Alors que les sapeurs-pompiers de la Vienne ont une nouvelle fois prêté main-forte face aux brasiers girondins cet été, le conseil régional entend tirer les leçons de ces crises à répétition. La présidence de la Nouvelle-Aquitaine exhorte l’État à déployer des moyens aériens permanents sur le territoire pour soutenir les secours terrestres.

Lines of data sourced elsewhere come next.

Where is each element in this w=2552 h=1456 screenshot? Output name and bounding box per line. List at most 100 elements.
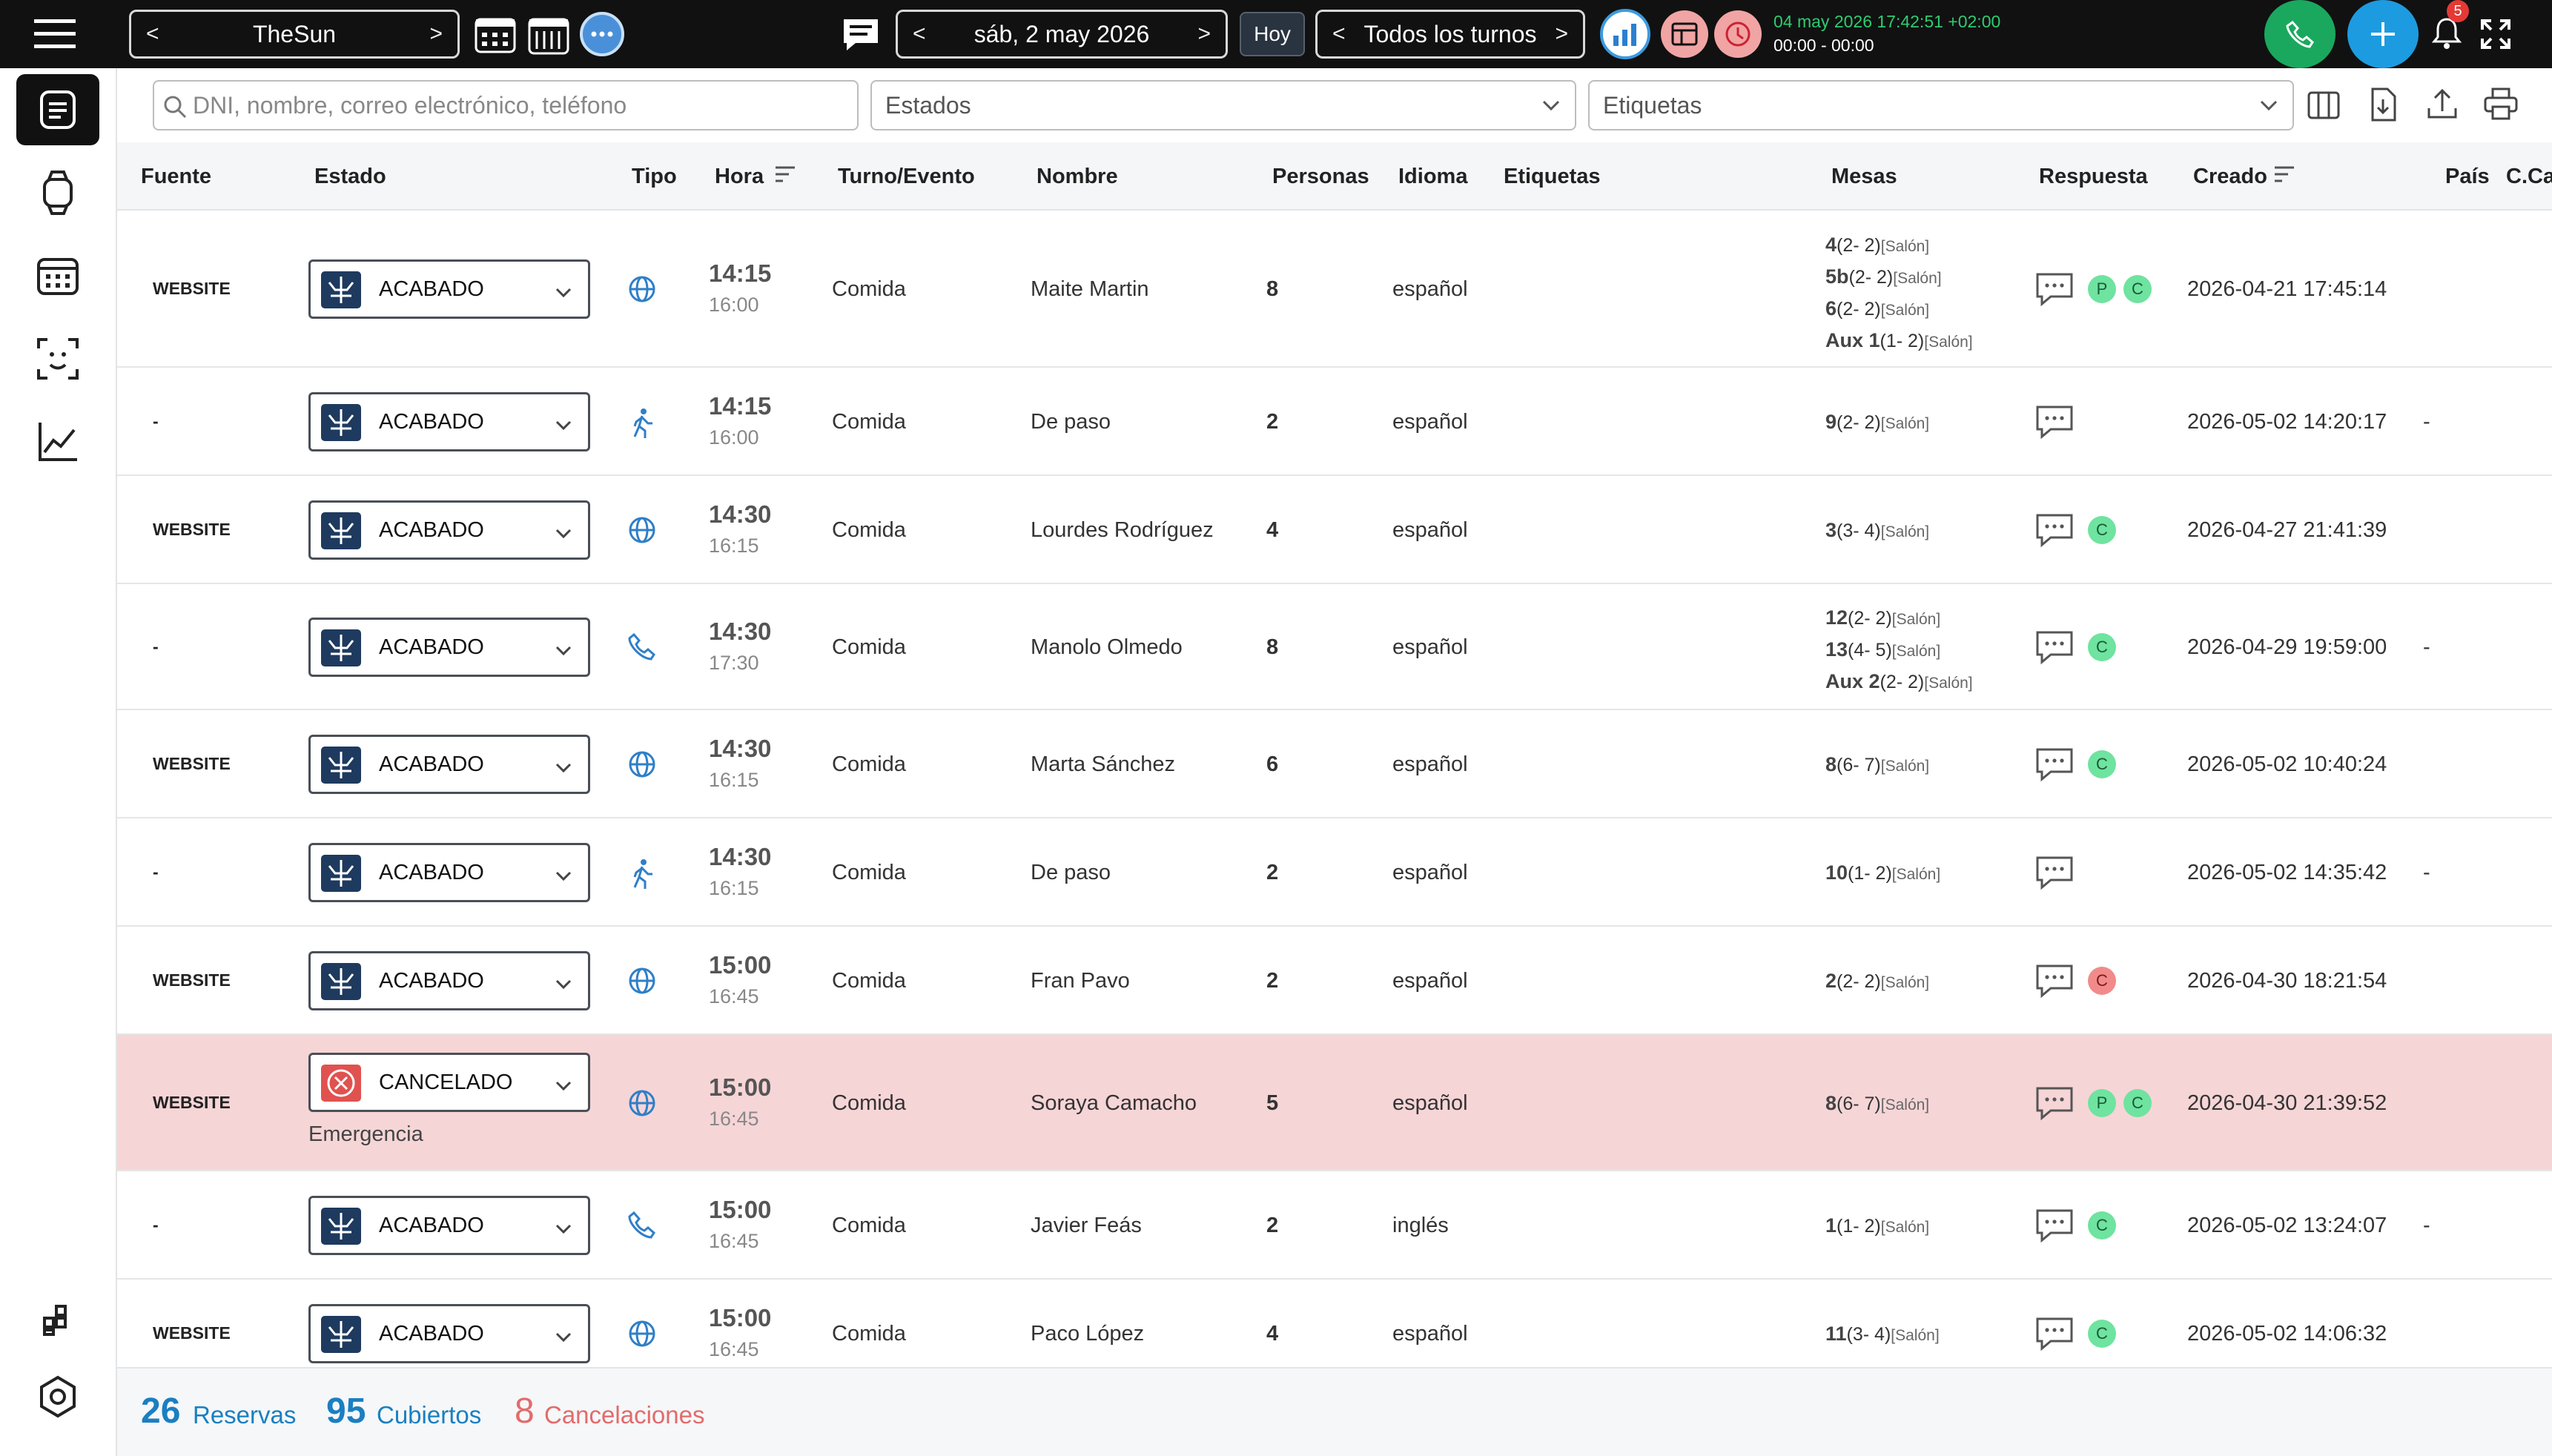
prev-shift-icon[interactable]: < xyxy=(1332,21,1346,46)
hamburger-menu-icon[interactable] xyxy=(34,18,79,50)
chat-icon[interactable] xyxy=(2034,1085,2075,1127)
chat-icon[interactable] xyxy=(2034,404,2075,446)
chevron-right-icon[interactable]: > xyxy=(429,21,443,46)
guest-name[interactable]: Maite Martin xyxy=(1031,277,1149,301)
col-ccar[interactable]: C.Car xyxy=(2506,165,2552,188)
status-select[interactable]: CANCELADO xyxy=(308,1053,590,1112)
sidebar-item-reservations-list[interactable] xyxy=(16,74,99,145)
calendar-month-icon[interactable] xyxy=(528,13,569,59)
layout-icon[interactable] xyxy=(1661,10,1708,58)
tags-filter[interactable]: Etiquetas xyxy=(1588,80,2294,130)
guest-name[interactable]: De paso xyxy=(1031,861,1111,884)
table-row[interactable]: WEBSITE ACABADO 14:15 16:00 Comida Maite… xyxy=(117,211,2552,368)
sidebar-item-calendar[interactable] xyxy=(16,240,99,311)
col-mesas[interactable]: Mesas xyxy=(1831,165,1897,188)
response-badge: C xyxy=(2123,1089,2152,1117)
guest-name[interactable]: Marta Sánchez xyxy=(1031,752,1176,776)
table-entry: 1(1- 2)[Salón] xyxy=(1825,1214,1930,1237)
col-turno[interactable]: Turno/Evento xyxy=(838,165,975,188)
bell-icon[interactable] xyxy=(2431,16,2462,54)
download-icon[interactable] xyxy=(2368,87,2398,125)
more-options-icon[interactable] xyxy=(580,12,624,56)
status-select[interactable]: ACABADO xyxy=(308,618,590,677)
col-etiquetas[interactable]: Etiquetas xyxy=(1504,165,1601,188)
next-day-icon[interactable]: > xyxy=(1197,21,1211,46)
status-select[interactable]: ACABADO xyxy=(308,735,590,794)
guest-name[interactable]: Paco López xyxy=(1031,1322,1145,1346)
chevron-left-icon[interactable]: < xyxy=(146,21,159,46)
chat-icon[interactable] xyxy=(2034,1208,2075,1249)
print-icon[interactable] xyxy=(2484,87,2518,124)
stats-chart-icon[interactable] xyxy=(1600,9,1650,59)
chat-icon[interactable] xyxy=(2034,747,2075,788)
search-input[interactable]: DNI, nombre, correo electrónico, teléfon… xyxy=(153,80,859,130)
status-select[interactable]: ACABADO xyxy=(308,500,590,560)
tables-list: 11(3- 4)[Salón] xyxy=(1825,1319,1940,1351)
status-select[interactable]: ACABADO xyxy=(308,1304,590,1363)
guest-name[interactable]: De paso xyxy=(1031,410,1111,434)
next-shift-icon[interactable]: > xyxy=(1555,21,1568,46)
states-filter[interactable]: Estados xyxy=(870,80,1576,130)
guest-name[interactable]: Manolo Olmedo xyxy=(1031,635,1183,659)
table-row[interactable]: WEBSITE ACABADO 15:00 16:45 Comida Fran … xyxy=(117,927,2552,1035)
col-creado[interactable]: Creado xyxy=(2193,165,2267,188)
date-selector[interactable]: < sáb, 2 may 2026 > xyxy=(896,10,1228,59)
today-button[interactable]: Hoy xyxy=(1240,12,1305,56)
col-nombre[interactable]: Nombre xyxy=(1037,165,1118,188)
chat-icon[interactable] xyxy=(2034,629,2075,671)
filter-bar: DNI, nombre, correo electrónico, teléfon… xyxy=(117,68,2552,142)
chat-icon[interactable] xyxy=(2034,855,2075,896)
guest-name[interactable]: Soraya Camacho xyxy=(1031,1091,1197,1115)
table-row[interactable]: WEBSITE CANCELADO Emergencia 15:00 16:45… xyxy=(117,1035,2552,1171)
col-respuesta[interactable]: Respuesta xyxy=(2039,165,2148,188)
status-select[interactable]: ACABADO xyxy=(308,1196,590,1255)
sort-icon[interactable] xyxy=(2273,165,2295,189)
table-row[interactable]: - ACABADO 14:15 16:00 Comida De paso 2 e… xyxy=(117,368,2552,476)
table-row[interactable]: - ACABADO 15:00 16:45 Comida Javier Feás… xyxy=(117,1171,2552,1280)
chat-icon[interactable] xyxy=(2034,963,2075,1005)
upload-icon[interactable] xyxy=(2426,87,2459,124)
chat-icon[interactable] xyxy=(2034,512,2075,554)
table-row[interactable]: WEBSITE ACABADO 14:30 16:15 Comida Lourd… xyxy=(117,476,2552,584)
col-tipo[interactable]: Tipo xyxy=(632,165,677,188)
tags-filter-label: Etiquetas xyxy=(1603,91,1702,119)
sidebar-item-apps[interactable] xyxy=(16,1284,99,1355)
columns-icon[interactable] xyxy=(2307,90,2340,124)
globe-icon xyxy=(627,515,657,551)
guest-name[interactable]: Javier Feás xyxy=(1031,1214,1142,1237)
sidebar-item-settings[interactable] xyxy=(16,1361,99,1432)
prev-day-icon[interactable]: < xyxy=(913,21,926,46)
col-estado[interactable]: Estado xyxy=(314,165,386,188)
chat-icon[interactable] xyxy=(2034,1316,2075,1357)
col-fuente[interactable]: Fuente xyxy=(141,165,212,188)
call-button[interactable] xyxy=(2264,0,2336,68)
col-pais[interactable]: País xyxy=(2445,165,2490,188)
sidebar-item-customers[interactable] xyxy=(16,323,99,394)
status-select[interactable]: ACABADO xyxy=(308,951,590,1010)
guest-name[interactable]: Fran Pavo xyxy=(1031,969,1130,993)
sort-icon[interactable] xyxy=(774,165,796,189)
table-row[interactable]: WEBSITE ACABADO 14:30 16:15 Comida Marta… xyxy=(117,710,2552,818)
notes-icon[interactable] xyxy=(841,16,881,56)
status-select[interactable]: ACABADO xyxy=(308,843,590,902)
chat-icon[interactable] xyxy=(2034,271,2075,313)
sidebar-item-watch[interactable] xyxy=(16,157,99,228)
main-content: DNI, nombre, correo electrónico, teléfon… xyxy=(117,68,2552,1456)
col-hora[interactable]: Hora xyxy=(715,165,764,188)
restaurant-selector[interactable]: < TheSun > xyxy=(129,10,460,59)
col-idioma[interactable]: Idioma xyxy=(1398,165,1468,188)
calendar-week-icon[interactable] xyxy=(475,15,516,57)
shift-selector[interactable]: < Todos los turnos > xyxy=(1315,10,1585,59)
add-reservation-button[interactable] xyxy=(2347,0,2419,68)
status-select[interactable]: ACABADO xyxy=(308,259,590,319)
table-row[interactable]: - ACABADO 14:30 16:15 Comida De paso 2 e… xyxy=(117,818,2552,927)
shift-name: Comida xyxy=(832,635,906,659)
guest-name[interactable]: Lourdes Rodríguez xyxy=(1031,518,1214,542)
col-personas[interactable]: Personas xyxy=(1272,165,1369,188)
sidebar-item-statistics[interactable] xyxy=(16,406,99,477)
datetime-readout: 04 may 2026 17:42:51 +02:00 xyxy=(1773,12,2001,31)
status-select[interactable]: ACABADO xyxy=(308,392,590,451)
table-row[interactable]: - ACABADO 14:30 17:30 Comida Manolo Olme… xyxy=(117,584,2552,710)
fullscreen-icon[interactable] xyxy=(2481,19,2510,53)
clock-icon[interactable] xyxy=(1714,10,1762,58)
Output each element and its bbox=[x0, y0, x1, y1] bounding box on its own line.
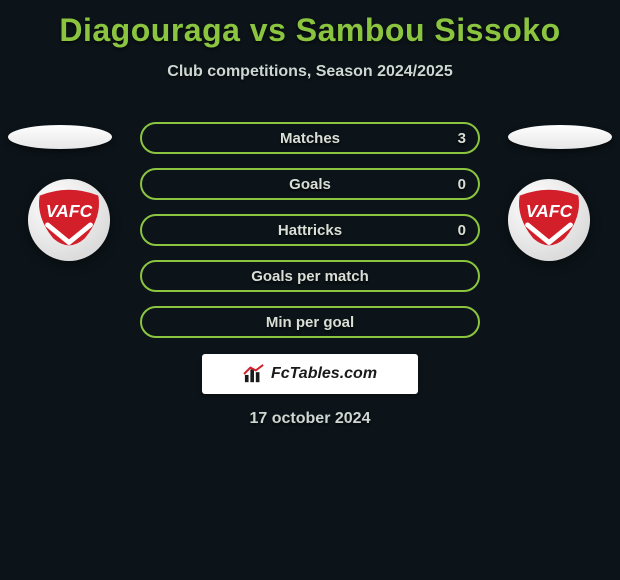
page-title: Diagouraga vs Sambou Sissoko bbox=[0, 0, 620, 49]
date: 17 october 2024 bbox=[0, 410, 620, 428]
stat-label: Goals bbox=[289, 176, 331, 193]
club-badge-left: VAFC bbox=[20, 178, 118, 262]
branding-link[interactable]: FcTables.com bbox=[202, 354, 418, 394]
club-badge-left-text: VAFC bbox=[46, 201, 93, 221]
player-right-oval bbox=[508, 125, 612, 149]
player-left-photo-slot bbox=[8, 125, 112, 149]
club-badge-right-text: VAFC bbox=[526, 201, 573, 221]
stat-label: Hattricks bbox=[278, 222, 342, 239]
stat-row: Goals per match bbox=[140, 260, 480, 292]
stat-label: Min per goal bbox=[266, 314, 354, 331]
stat-row: Matches 3 bbox=[140, 122, 480, 154]
stats-list: Matches 3 Goals 0 Hattricks 0 Goals per … bbox=[140, 122, 480, 338]
branding-text: FcTables.com bbox=[271, 365, 377, 383]
player-left-oval bbox=[8, 125, 112, 149]
stat-right-value: 3 bbox=[458, 130, 466, 147]
club-badge-right: VAFC bbox=[500, 178, 598, 262]
stat-label: Matches bbox=[280, 130, 340, 147]
stat-row: Min per goal bbox=[140, 306, 480, 338]
stat-row: Goals 0 bbox=[140, 168, 480, 200]
stat-right-value: 0 bbox=[458, 222, 466, 239]
bar-chart-icon bbox=[243, 364, 265, 384]
stat-right-value: 0 bbox=[458, 176, 466, 193]
stat-row: Hattricks 0 bbox=[140, 214, 480, 246]
player-right-photo-slot bbox=[508, 125, 612, 149]
subtitle: Club competitions, Season 2024/2025 bbox=[0, 63, 620, 81]
stat-label: Goals per match bbox=[251, 268, 369, 285]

Les soldats du feu poitevins régulièrement mobilisés
Les récents incendies estivaux de cette année deux mille vingt-six ont ravivé les douloureux souvenirs de la saison deux mille vingt-deux. Face à l’ampleur des flammes dans les massifs de la Gironde et des Landes, les professionnels et volontaires du Service départemental d’incendie et de secours de la Vienne, basé à Chasseneuil-du-Poitou, ont dû être massivement dépêchés sur place pour assister leurs collègues. Ces déploiements de renforts interdépartementaux, bien que cruciaux pour venir à bout des brasiers, démontrent l’urgence d’adapter les moyens d’intervention à l’échelle de tout le grand Sud-Ouest.
La volonté d’ancrer une flotte aérienne sur le territoire
Pour éviter que les équipes au sol ne se retrouvent démunies lors des pics de chaleur, les autorités régionales exigent l’implantation définitive d’une base opérationnelle spécifiquement dédiée aux bombardiers d’eau. Ce dispositif permettrait d’accueillir des appareils de lutte contre les incendies de manière permanente. La région possède d’ores et déjà de solides atouts logistiques pour concrétiser ce projet, avec plusieurs points de ravitaillement actifs à Limoges, Mont-de-Marsan ou encore Mérignac, ainsi qu’un vaste pôle de compétences aéronautiques capable d’assurer la maintenance technique des avions sur place.
Un programme ambitieux pour la prévention environnementale
Au-delà du renforcement strict des moyens de lutte, la collectivité territoriale souhaite repenser en profondeur l’aménagement des espaces naturels face au dérèglement climatique. Le projet propose de transformer les quarante-deux mille hectares de végétation ravagés par les flammes en un immense laboratoire national. Les recherches se concentreraient sur des méthodes innovantes pour retenir l’eau dans les sols forestiers, diversifier les essences d’arbres et perfectionner les systèmes de détection précoce, offrant ainsi une résistance naturelle bien plus forte face aux futurs épisodes de sécheresse.